The truth is, there's no one currently at the top of the Labour party capable of rejuvenating the party, re-connecting it with voters and making it electable next year. I'm not asking for the bribery and corruption that appears to be rampant in Italian politics, but maybe a touch of their glamour and showmanship. As it stands, if Sarah Brown stood for party leader she'd have more chance of appealing to female voters than Messrs Blears, Straw, Johnson or any of Milibands.
Silvio Berlusconi is a loud-mouthed, vulgar ridiculous man who fancies himself as a crooner. He's fought old age with hair implants and a permanent fake tan. But it would be mistake to write him off as a comedy character. What he (and perhaps his wife) understand implicitly is how to make people get off their backsides and vote. In Italy, he's a national hero, a superstar – and when did we have a politician who could be described in those terms?
Pedro's far too good to give in to Hollywood
I think Pedro Almodovar is aiming too low by agreeing to let his masterpiece Women on the Verge of a Nervous Breakdown be turned into a television series by the Fox Network set in American suburbia, featuring a group of middle-aged female friends experiencing mid-life crises.
Almodovar's 1988 film has always been one of my all-time favourites, and about 10 years ago I met the director to try and persuade him to let me turn it in a work sung on the stage. It's got all the qualities of great opera, a compressed timescale, larger-than-life characters, with plenty of drama and hysterics. The great man was enthusiastic, but sadly nothing ever materialised.
Since then, his work has become more accepted by the mainstream, but it still retains its sense of compassion as well as a healthy dose of high spirits. The trouble with mainstream US television series – even at the quality end – is that they are ultimately bland compared to the stage. Mad Men now moves at a funereal pace, and 24 and Desperate Housewives have run out of steam. Don't do it, Pedro!
Huge profits – and changing trains is still a pain
National Express can't make enough money running the East Coast Line, and is in secret talks with the Department for Transport to give up their franchise and replace it with a management contract, which will operate in the short term until the contract can be put out to other bidders. In the current climate, will there be any takers?

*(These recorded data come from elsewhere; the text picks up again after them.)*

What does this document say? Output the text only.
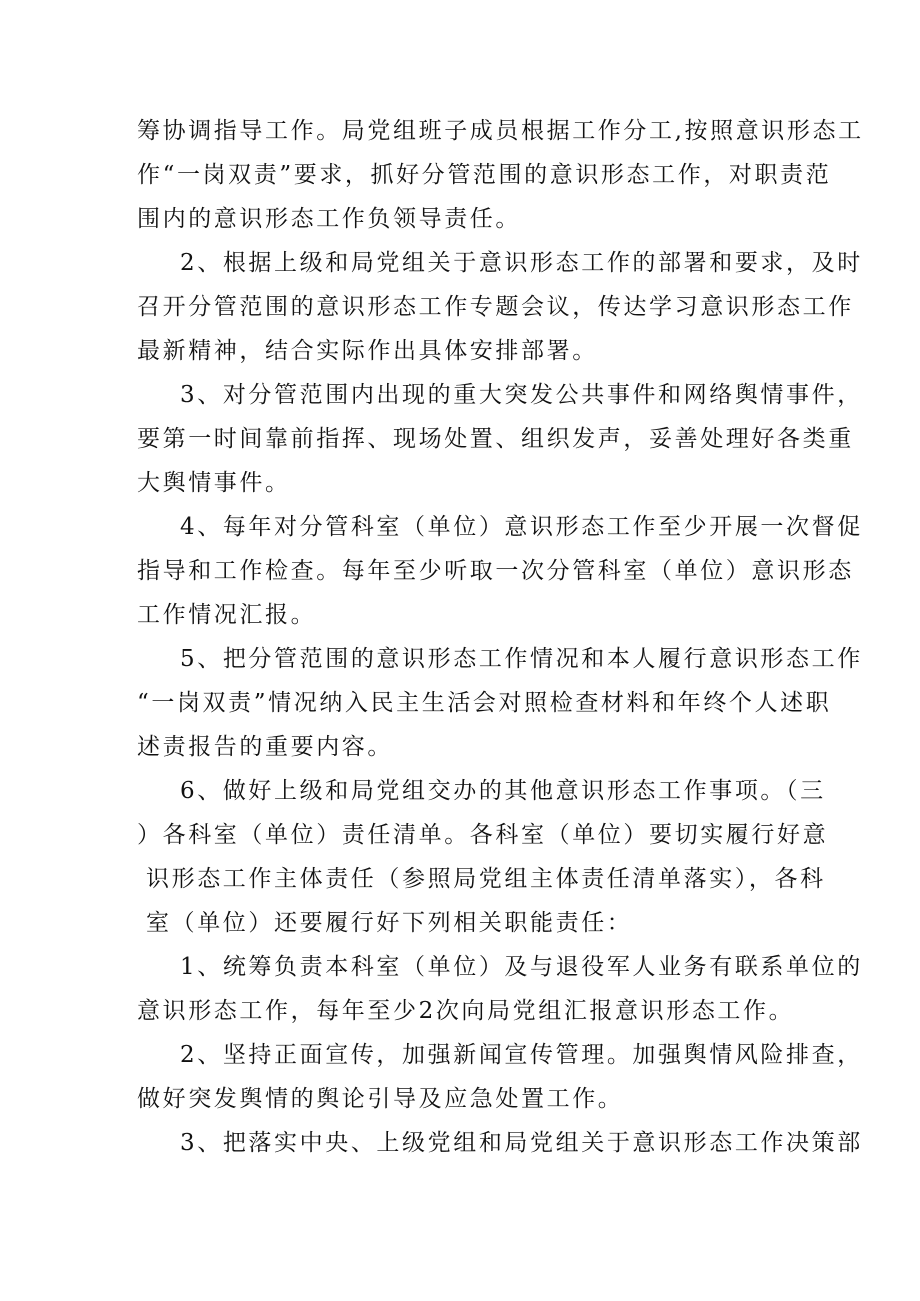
筹协调指导工作。局党组班子成员根据工作分工,按照意识形态工
作“一岗双责”要求，抓好分管范围的意识形态工作，对职责范
围内的意识形态工作负领导责任。
2、根据上级和局党组关于意识形态工作的部署和要求，及时
召开分管范围的意识形态工作专题会议，传达学习意识形态工作
最新精神，结合实际作出具体安排部署。
3、对分管范围内出现的重大突发公共事件和网络舆情事件，
要第一时间靠前指挥、现场处置、组织发声，妥善处理好各类重
大舆情事件。
4、每年对分管科室（单位）意识形态工作至少开展一次督促
指导和工作检查。每年至少听取一次分管科室（单位）意识形态
工作情况汇报。
5、把分管范围的意识形态工作情况和本人履行意识形态工作
“一岗双责”情况纳入民主生活会对照检查材料和年终个人述职
述责报告的重要内容。
6、做好上级和局党组交办的其他意识形态工作事项。（三
）各科室（单位）责任清单。各科室（单位）要切实履行好意
识形态工作主体责任（参照局党组主体责任清单落实），各科
室（单位）还要履行好下列相关职能责任：
1、统筹负责本科室（单位）及与退役军人业务有联系单位的
意识形态工作，每年至少2次向局党组汇报意识形态工作。
2、坚持正面宣传，加强新闻宣传管理。加强舆情风险排查，
做好突发舆情的舆论引导及应急处置工作。
3、把落实中央、上级党组和局党组关于意识形态工作决策部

When National Express won the prestigious franchise in 2007, they agreed to give the government a huge share of their profits – £85m in 2008 rising to £395m by 2015. As a regular user of the line, it's hard to see how this can't be a lucrative business. The trains are packed and the fares high.

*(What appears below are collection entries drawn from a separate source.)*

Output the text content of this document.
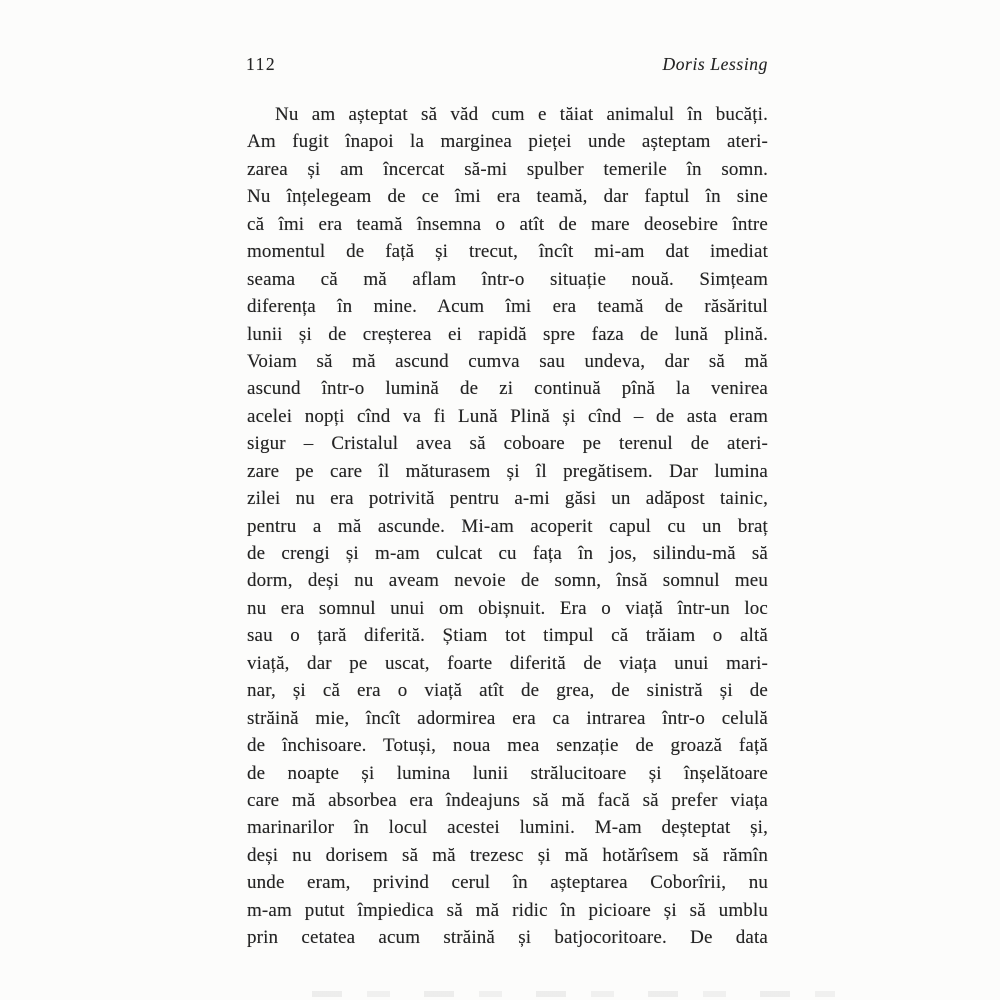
112	Doris Lessing
Nu am așteptat să văd cum e tăiat animalul în bucăți.
Am fugit înapoi la marginea pieței unde așteptam ateri-
zarea și am încercat să-mi spulber temerile în somn.
Nu înțelegeam de ce îmi era teamă, dar faptul în sine
că îmi era teamă însemna o atît de mare deosebire între
momentul de față și trecut, încît mi-am dat imediat
seama că mă aflam într-o situație nouă. Simțeam
diferența în mine. Acum îmi era teamă de răsăritul
lunii și de creșterea ei rapidă spre faza de lună plină.
Voiam să mă ascund cumva sau undeva, dar să mă
ascund într-o lumină de zi continuă pînă la venirea
acelei nopți cînd va fi Lună Plină și cînd – de asta eram
sigur – Cristalul avea să coboare pe terenul de ateri-
zare pe care îl măturasem și îl pregătisem. Dar lumina
zilei nu era potrivită pentru a-mi găsi un adăpost tainic,
pentru a mă ascunde. Mi-am acoperit capul cu un braț
de crengi și m-am culcat cu fața în jos, silindu-mă să
dorm, deși nu aveam nevoie de somn, însă somnul meu
nu era somnul unui om obișnuit. Era o viață într-un loc
sau o țară diferită. Știam tot timpul că trăiam o altă
viață, dar pe uscat, foarte diferită de viața unui mari-
nar, și că era o viață atît de grea, de sinistră și de
străină mie, încît adormirea era ca intrarea într-o celulă
de închisoare. Totuși, noua mea senzație de groază față
de noapte și lumina lunii strălucitoare și înșelătoare
care mă absorbea era îndeajuns să mă facă să prefer viața
marinarilor în locul acestei lumini. M-am deșteptat și,
deși nu dorisem să mă trezesc și mă hotărîsem să rămîn
unde eram, privind cerul în așteptarea Coborîrii, nu
m-am putut împiedica să mă ridic în picioare și să umblu
prin cetatea acum străină și batjocoritoare. De data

The government was far too greedy when they awarded the rail franchises. Although they claim to have the interests of passengers at heart, that's meaningless if the operators have to pay enormous sums of money out of their profits.
Meanwhile, the different operators still don't run services that connect with each other – try changing at York on to TransPennine Express from National Express for example. It's always the passenger who comes last in the equation.
*Our household has a vested interest in Fiat taking over Chrysler. We own both a PT Cruiser and a Fiat Panda. The Panda was a car I once sneered at, but not any more. I fell in love with the nippy little thing after I rented one in Italy last year, and I can't believe how many miles it does to the gallon, compared to the gas-guzzling (although very roomy) Cruiser.
If Fiat succeed in taking over General Motors Europe, on top of their takeover of Chrysler which has been endorsed by Barack Obama, they will be catapulted up the league table to become the second largest car manufacturer in the world. Fiat are brilliant at producing relatively cheap, compact, stylish cars (even the Top Gear team rate the Panda highly), and surely that's the way forward.